New strategy ‘must’ to restore press freedom
Kathmandu, January 6:
Media experts and journalists today agreed to revise their action plan and strategy in their fight against autocracy and suppression of press freedom.
The participants of a national conference on “Future Direction of Media Movement,” said that the on-going movement against the King’s direct rule needed to be revised and consolidated to reach its target soon.
Addressing the event, chairman of the Federation of Nepalese Journalists (FNJ), Bishnu Nisthuri, said that the 10-month-long movement of journalists aimed at restoring the freedom of expression now needed to take a new height. The government too had accepted the strength of private media and their commitment to media freedom.
He said: “February 1 bears historic significance for those fighting for free media. This day will be observed as a black day of press freedom,” he said.
Nisthuri said the FNJ had set up its regional offices through which the regional vice-chairmen would coordinate local movements.
The FNJ has also been monitoring the media movement and a report on it is expected soon.
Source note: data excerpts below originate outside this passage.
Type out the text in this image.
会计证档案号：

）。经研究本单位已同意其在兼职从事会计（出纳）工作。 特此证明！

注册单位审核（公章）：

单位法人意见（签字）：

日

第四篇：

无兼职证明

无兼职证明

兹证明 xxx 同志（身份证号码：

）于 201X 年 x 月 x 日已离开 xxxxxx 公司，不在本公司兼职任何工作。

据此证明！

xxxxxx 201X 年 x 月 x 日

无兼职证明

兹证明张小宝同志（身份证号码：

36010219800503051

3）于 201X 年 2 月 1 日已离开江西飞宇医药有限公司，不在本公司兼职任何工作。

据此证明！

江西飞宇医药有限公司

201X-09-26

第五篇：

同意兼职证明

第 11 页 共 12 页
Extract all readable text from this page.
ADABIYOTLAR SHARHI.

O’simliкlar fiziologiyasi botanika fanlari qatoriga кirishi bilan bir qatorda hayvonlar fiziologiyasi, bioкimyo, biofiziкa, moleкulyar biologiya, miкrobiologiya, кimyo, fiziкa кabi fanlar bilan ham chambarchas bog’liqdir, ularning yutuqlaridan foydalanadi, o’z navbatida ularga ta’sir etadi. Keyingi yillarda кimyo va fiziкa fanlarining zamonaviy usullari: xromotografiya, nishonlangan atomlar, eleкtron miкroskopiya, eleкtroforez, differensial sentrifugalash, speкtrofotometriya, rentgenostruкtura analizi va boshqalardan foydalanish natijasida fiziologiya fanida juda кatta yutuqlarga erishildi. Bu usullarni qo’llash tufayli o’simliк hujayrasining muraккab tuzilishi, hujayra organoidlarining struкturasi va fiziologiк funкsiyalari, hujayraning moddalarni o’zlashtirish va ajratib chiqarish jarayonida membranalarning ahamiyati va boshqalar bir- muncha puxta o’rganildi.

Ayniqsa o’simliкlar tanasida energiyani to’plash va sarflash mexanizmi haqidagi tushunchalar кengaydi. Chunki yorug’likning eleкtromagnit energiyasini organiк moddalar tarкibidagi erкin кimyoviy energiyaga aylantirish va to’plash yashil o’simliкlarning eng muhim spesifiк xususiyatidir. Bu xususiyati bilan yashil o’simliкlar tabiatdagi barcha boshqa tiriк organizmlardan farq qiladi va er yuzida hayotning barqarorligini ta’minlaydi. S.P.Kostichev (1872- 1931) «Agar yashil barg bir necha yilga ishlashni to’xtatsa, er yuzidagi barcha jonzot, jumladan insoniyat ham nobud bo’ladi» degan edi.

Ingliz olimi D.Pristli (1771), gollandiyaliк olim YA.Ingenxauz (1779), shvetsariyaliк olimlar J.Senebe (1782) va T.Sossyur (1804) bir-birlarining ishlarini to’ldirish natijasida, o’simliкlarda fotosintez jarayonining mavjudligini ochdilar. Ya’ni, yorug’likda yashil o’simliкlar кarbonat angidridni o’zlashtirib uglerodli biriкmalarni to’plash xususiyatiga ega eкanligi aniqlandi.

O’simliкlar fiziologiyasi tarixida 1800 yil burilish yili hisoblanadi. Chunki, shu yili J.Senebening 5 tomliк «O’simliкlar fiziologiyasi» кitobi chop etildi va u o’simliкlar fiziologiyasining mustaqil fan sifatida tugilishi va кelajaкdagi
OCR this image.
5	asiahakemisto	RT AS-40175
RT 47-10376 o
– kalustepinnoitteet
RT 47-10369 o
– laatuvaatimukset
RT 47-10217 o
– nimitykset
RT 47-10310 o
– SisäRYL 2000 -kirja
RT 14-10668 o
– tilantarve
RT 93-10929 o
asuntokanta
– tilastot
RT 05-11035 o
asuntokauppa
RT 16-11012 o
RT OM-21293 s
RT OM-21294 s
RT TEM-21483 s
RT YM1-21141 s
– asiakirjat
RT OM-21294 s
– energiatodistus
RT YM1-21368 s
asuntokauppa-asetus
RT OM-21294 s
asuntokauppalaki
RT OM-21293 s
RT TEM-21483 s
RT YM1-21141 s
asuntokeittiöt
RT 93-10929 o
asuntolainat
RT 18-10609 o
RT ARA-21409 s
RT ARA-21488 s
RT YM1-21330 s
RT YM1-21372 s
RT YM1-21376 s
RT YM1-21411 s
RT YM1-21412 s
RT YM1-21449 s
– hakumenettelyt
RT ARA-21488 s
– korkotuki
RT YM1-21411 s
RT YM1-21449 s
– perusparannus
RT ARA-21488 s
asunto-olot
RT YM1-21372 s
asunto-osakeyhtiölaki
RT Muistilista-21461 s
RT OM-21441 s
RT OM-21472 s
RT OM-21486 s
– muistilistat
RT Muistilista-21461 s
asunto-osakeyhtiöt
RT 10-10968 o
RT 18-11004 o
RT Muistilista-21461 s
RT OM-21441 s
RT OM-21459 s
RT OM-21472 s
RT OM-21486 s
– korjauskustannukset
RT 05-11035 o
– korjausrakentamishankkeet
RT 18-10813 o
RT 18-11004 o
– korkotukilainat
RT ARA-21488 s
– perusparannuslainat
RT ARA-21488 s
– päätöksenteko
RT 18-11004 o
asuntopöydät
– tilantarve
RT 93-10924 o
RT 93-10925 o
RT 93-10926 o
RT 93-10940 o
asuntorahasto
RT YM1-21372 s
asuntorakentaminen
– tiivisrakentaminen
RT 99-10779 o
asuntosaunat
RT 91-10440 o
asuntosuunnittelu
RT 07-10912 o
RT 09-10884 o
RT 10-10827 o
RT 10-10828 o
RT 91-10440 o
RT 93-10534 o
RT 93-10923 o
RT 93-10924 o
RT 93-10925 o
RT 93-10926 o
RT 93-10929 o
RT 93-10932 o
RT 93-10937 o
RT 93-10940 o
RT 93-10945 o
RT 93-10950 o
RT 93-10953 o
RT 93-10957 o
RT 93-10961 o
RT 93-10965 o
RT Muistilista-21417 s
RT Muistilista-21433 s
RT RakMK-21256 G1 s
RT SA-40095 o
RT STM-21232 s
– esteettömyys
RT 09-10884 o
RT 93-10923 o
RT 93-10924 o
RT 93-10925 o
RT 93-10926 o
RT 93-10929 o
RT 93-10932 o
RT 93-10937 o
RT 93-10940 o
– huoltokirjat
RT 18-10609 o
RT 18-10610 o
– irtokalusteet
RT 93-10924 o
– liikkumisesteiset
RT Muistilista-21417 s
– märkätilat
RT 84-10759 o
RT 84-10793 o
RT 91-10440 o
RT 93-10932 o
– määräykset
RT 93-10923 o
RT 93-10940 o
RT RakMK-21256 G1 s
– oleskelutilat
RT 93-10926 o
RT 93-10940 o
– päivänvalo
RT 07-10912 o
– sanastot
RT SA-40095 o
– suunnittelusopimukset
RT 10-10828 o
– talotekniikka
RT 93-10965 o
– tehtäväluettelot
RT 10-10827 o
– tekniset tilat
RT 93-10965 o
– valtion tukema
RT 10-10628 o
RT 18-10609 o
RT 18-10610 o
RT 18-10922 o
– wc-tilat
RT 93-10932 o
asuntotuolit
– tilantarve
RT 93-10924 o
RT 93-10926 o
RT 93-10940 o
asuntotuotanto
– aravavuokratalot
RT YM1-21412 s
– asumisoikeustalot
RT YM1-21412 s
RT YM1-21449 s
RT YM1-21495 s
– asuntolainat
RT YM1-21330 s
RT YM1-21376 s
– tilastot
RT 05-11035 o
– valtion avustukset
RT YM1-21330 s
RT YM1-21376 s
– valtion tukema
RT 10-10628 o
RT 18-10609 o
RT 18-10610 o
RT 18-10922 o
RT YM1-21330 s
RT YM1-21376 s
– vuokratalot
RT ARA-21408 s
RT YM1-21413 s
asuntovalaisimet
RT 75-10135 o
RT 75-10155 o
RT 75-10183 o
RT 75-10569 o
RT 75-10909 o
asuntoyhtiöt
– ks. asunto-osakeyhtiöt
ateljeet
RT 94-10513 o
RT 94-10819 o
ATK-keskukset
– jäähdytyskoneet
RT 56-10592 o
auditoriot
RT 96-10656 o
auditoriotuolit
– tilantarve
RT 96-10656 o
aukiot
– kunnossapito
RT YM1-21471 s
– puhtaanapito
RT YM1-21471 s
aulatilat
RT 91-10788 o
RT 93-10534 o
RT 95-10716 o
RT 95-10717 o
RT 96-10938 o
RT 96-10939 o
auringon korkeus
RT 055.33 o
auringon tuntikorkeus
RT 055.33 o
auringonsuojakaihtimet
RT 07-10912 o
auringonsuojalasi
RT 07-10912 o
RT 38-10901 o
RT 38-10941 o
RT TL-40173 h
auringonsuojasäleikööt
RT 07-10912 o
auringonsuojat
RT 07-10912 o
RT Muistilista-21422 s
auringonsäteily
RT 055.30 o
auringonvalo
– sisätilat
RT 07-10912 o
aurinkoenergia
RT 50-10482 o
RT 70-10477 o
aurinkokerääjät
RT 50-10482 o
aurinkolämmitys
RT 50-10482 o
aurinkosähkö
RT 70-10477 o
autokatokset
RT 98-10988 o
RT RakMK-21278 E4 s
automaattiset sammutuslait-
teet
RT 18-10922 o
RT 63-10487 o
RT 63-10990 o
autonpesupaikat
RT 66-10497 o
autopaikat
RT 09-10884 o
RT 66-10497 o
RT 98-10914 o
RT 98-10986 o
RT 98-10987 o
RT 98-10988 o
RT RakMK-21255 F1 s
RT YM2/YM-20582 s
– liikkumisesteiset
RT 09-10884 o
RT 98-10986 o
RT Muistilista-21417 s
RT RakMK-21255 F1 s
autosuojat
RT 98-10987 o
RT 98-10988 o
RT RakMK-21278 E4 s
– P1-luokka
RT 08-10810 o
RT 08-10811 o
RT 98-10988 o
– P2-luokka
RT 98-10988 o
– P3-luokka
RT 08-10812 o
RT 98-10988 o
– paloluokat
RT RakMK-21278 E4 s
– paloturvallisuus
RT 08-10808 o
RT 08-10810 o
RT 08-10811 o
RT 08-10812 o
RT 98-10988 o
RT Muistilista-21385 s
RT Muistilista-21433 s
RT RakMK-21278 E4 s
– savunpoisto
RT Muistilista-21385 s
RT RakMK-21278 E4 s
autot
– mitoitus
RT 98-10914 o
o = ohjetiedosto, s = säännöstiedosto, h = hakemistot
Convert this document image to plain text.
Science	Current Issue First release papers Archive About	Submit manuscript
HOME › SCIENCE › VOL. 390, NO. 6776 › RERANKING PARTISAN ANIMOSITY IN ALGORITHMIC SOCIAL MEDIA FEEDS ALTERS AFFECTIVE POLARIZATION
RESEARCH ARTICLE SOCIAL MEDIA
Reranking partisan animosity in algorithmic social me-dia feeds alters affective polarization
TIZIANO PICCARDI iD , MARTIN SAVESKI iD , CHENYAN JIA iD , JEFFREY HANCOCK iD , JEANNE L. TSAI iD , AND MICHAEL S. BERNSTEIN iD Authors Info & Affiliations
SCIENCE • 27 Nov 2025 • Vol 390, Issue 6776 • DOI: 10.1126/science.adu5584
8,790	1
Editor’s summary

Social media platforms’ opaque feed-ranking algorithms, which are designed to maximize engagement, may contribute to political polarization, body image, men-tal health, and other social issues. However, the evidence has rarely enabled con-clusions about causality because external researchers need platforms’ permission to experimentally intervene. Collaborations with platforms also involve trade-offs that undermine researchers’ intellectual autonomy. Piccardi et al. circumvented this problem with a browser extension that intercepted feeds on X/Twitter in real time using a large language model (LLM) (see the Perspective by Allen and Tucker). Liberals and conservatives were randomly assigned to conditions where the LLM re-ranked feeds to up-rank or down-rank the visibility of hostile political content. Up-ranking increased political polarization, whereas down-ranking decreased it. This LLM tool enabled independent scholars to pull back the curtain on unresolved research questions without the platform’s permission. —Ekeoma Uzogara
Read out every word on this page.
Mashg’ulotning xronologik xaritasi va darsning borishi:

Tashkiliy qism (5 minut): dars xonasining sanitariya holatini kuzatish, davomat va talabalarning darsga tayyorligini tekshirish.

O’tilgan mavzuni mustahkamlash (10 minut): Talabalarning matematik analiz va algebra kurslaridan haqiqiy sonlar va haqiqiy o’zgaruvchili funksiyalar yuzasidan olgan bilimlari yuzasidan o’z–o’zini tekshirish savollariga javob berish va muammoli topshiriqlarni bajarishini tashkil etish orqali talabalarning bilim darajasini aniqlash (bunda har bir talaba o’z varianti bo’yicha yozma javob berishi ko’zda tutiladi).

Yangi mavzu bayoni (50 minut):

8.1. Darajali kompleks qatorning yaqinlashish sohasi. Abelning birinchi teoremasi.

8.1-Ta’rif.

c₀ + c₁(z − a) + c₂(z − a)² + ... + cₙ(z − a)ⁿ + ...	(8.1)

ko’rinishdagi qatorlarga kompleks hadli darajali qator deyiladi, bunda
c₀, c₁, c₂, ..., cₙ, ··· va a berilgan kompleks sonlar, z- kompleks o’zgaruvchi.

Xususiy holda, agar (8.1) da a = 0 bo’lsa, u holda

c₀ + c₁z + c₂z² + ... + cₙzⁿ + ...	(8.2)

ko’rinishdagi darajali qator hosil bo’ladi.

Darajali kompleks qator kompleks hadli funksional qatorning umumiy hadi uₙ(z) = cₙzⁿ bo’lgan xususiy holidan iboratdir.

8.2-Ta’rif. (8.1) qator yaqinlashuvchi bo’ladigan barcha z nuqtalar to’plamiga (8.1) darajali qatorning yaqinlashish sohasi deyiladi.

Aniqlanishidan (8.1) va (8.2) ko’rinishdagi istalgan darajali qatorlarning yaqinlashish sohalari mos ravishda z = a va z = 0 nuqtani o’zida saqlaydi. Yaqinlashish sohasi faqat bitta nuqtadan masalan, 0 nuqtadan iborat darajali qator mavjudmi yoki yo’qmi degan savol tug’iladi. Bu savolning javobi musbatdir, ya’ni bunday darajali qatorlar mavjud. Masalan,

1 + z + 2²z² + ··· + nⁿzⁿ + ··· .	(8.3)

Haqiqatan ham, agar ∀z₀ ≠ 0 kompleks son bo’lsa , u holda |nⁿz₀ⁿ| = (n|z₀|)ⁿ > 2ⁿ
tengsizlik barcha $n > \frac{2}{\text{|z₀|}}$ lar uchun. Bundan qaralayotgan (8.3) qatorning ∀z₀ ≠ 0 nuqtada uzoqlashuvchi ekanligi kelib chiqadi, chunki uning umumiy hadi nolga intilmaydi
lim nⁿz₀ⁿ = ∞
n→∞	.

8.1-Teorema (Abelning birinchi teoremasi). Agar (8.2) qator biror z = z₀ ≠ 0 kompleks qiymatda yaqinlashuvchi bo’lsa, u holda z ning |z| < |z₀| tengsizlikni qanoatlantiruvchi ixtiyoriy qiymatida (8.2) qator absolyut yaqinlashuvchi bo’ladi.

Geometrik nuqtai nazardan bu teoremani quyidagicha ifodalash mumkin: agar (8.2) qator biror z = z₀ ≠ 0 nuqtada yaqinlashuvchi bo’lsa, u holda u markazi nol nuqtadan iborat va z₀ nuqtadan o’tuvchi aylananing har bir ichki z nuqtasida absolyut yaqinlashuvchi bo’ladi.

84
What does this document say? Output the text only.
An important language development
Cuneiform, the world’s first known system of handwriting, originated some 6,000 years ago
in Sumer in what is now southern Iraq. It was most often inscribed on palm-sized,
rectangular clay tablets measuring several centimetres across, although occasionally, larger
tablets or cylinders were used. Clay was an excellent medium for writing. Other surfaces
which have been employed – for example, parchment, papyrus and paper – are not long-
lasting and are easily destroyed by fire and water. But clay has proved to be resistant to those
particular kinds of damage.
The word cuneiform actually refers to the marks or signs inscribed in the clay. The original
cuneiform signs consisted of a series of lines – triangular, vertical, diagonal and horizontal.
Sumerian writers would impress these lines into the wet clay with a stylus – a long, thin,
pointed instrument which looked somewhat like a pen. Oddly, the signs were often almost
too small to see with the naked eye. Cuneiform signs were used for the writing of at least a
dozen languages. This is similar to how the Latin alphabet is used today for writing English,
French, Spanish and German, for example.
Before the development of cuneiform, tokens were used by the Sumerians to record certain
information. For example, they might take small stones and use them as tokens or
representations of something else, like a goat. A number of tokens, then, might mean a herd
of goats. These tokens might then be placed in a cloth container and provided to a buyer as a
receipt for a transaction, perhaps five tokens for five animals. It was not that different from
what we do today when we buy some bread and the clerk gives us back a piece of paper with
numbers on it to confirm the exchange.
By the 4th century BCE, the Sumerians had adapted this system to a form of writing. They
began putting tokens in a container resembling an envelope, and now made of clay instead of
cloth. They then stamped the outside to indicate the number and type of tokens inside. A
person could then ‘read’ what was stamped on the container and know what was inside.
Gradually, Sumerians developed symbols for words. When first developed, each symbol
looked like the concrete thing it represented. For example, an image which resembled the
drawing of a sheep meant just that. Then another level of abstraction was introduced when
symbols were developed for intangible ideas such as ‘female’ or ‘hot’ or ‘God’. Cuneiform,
Hem Bahadur Bista, managing director of MSI (Media Services International), said that the movement was now weakening as it was divided with some elements in it being tempted with power. But at the same time the movement could be a landmark event in establishing the unshakable right to information and in improving the legal provisions for the media.
“Instead of aiming for the same goal through various divided and uncoordinated movements, the media persons should now opt for a solid and committed joint movement under an umbrella organisation,” Bista said.
Raghu Mainali, the coordinator of Save the Independent Radio Movement (SIRM), presented a step-by-step chronology of the King’s attempts to curb media freedom.
“Innovative skills are needed to quash the current State controls and work in a conflict environment. We should also allow joint national and international advocacy to build up to re-establish the press freedom, the freedom of expression and the right to information,” he said, while discussing the challenges of radio journalismMahendra Bishta, the general secretary of FNJ, said that the rulers had been able to curb media freedom as the journalists themselves had failed to recognise their rights on time.
“Now the King’s government has been working to convert independent journalists into its hymn-singers and are threatening anyone going against its decrees with harsh punishments. This is obviously a do-or-die situation for reporters, editors and media house owners,” he said.
The programme was jointly organised by the MSI and the National Secretariat International Advocacy Mission for Press Freedom in Nepal.